UK buy-to-let landlords will still benefit from £16.7bn worth of tax relief after the government’s changes to the system are fully implemented by 2020, analysis by London estate agent ludlowthompson shows.

The tax relief allows buy-to-let property landlords to offset against their rental income expenses like mortgage interest and other costs including property repairs, maintenance and renewals, legal costs, management and professional fees; and rates, insurance and ground rents.

Stephen Ludlow, chairman at ludlowthompson, said: “Despite tightening, buy-to-let tax breaks are still very valuable, highlighting that rental property remains a highly attractive investment vehicle.

“Those tax breaks are essential to ensure that landlords continue to invest in maintaining their properties. If the tax breaks are reduced further then landlords will cut their investment in the properties they own – reducing the standard of UK rental accommodation.”

The Treasury said it expects the amount of taxes it collects from landlords to rise by£840m a year by 2020-21 after its cuts in tax reliefs on interest payments and property maintenance.

Government data showed landlords claimed £17.5bn in property expenses in the last year.

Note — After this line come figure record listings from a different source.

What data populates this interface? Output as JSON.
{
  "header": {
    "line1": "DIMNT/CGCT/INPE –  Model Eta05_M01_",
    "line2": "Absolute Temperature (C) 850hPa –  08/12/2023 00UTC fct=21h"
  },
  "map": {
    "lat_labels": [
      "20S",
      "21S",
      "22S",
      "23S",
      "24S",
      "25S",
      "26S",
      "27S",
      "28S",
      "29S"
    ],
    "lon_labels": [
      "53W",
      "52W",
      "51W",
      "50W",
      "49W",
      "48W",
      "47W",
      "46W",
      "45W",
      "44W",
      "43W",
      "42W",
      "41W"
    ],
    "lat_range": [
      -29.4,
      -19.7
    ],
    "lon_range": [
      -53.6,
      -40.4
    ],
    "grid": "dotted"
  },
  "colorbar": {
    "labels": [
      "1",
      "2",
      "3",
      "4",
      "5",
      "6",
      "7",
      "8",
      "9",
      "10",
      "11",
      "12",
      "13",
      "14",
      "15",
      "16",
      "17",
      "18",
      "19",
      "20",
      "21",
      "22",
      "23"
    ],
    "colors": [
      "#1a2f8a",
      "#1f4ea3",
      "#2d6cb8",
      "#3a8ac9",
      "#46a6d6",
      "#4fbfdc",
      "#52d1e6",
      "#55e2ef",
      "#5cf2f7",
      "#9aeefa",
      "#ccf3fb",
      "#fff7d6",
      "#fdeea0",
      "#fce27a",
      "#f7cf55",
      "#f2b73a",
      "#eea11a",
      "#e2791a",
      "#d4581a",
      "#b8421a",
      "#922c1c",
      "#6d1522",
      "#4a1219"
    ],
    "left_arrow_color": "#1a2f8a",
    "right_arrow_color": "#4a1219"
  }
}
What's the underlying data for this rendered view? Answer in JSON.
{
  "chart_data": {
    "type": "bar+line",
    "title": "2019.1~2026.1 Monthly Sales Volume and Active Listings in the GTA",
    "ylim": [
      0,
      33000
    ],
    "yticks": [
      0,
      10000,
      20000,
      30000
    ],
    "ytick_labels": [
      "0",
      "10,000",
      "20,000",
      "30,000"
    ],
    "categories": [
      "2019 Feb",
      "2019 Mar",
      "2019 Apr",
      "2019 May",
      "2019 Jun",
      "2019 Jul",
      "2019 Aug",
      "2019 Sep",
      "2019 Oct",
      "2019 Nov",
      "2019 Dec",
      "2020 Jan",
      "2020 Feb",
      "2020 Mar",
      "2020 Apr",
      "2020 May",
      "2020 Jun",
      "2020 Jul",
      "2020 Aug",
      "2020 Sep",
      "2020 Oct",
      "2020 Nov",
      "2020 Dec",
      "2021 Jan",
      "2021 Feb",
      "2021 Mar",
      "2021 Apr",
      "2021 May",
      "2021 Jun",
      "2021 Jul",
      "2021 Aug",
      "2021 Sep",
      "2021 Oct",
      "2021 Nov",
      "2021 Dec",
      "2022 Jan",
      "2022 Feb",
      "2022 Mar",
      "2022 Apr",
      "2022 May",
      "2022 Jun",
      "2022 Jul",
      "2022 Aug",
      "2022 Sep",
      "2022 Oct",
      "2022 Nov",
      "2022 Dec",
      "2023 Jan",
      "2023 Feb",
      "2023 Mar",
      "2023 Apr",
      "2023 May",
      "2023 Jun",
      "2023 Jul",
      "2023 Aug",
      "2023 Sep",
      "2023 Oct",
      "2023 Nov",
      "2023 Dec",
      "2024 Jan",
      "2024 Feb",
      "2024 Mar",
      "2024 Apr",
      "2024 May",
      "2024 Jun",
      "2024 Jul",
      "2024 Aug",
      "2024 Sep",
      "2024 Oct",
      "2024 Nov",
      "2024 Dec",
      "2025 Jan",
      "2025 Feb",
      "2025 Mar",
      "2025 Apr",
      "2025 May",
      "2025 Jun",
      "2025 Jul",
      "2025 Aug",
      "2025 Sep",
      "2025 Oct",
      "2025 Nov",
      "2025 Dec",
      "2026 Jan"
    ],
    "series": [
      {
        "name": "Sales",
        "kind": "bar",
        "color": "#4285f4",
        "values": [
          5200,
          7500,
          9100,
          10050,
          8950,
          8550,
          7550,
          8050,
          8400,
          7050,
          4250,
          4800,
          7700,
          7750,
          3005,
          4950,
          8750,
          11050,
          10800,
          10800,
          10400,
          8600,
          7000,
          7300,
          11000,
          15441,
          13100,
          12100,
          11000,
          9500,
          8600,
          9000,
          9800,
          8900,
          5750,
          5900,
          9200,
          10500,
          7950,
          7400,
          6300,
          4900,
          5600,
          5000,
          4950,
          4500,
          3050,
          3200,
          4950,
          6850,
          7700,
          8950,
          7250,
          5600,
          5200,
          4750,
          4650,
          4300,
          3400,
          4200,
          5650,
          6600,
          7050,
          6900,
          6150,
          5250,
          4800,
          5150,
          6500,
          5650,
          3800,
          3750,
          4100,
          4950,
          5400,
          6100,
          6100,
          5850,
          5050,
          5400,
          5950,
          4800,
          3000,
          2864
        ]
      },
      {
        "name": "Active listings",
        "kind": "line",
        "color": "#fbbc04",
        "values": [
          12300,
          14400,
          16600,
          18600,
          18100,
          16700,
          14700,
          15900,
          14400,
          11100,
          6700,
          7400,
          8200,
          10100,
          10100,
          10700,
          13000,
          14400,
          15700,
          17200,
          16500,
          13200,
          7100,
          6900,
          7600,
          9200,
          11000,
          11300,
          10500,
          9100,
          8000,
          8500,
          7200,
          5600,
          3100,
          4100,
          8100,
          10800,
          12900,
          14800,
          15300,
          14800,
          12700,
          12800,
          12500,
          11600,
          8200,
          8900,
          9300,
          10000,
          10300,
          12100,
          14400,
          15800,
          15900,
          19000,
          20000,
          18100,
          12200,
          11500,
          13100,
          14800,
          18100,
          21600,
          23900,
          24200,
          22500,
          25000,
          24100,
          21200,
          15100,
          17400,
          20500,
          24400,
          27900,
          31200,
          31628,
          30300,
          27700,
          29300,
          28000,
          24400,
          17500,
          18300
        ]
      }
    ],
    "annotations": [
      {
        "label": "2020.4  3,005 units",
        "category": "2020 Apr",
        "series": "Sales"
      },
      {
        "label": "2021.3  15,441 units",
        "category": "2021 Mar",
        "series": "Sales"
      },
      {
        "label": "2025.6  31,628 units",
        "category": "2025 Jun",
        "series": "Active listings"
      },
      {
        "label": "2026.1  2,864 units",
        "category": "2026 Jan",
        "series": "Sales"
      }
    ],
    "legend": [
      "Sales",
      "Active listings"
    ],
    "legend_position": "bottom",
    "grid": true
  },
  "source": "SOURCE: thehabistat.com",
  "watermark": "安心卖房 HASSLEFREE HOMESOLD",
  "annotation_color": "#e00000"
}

Landlords claimed over £7bn in tax relief on mortgage interest and other financial costs, while £3.7bn was claimed for property repairs and maintenance.

After planned changes to tax relief are fully implemented, landlords will still be able to claim approximately £6.4bn on interest rate costs alone.

Ludlow added: “Labour mobility continues to be central to economic strength. However, if cities like London are to remain a magnet for home-grown and international talent, sustaining a vibrant, high quality rental market is essential.

“To do that, the system has to work well for both tenants and landlords.”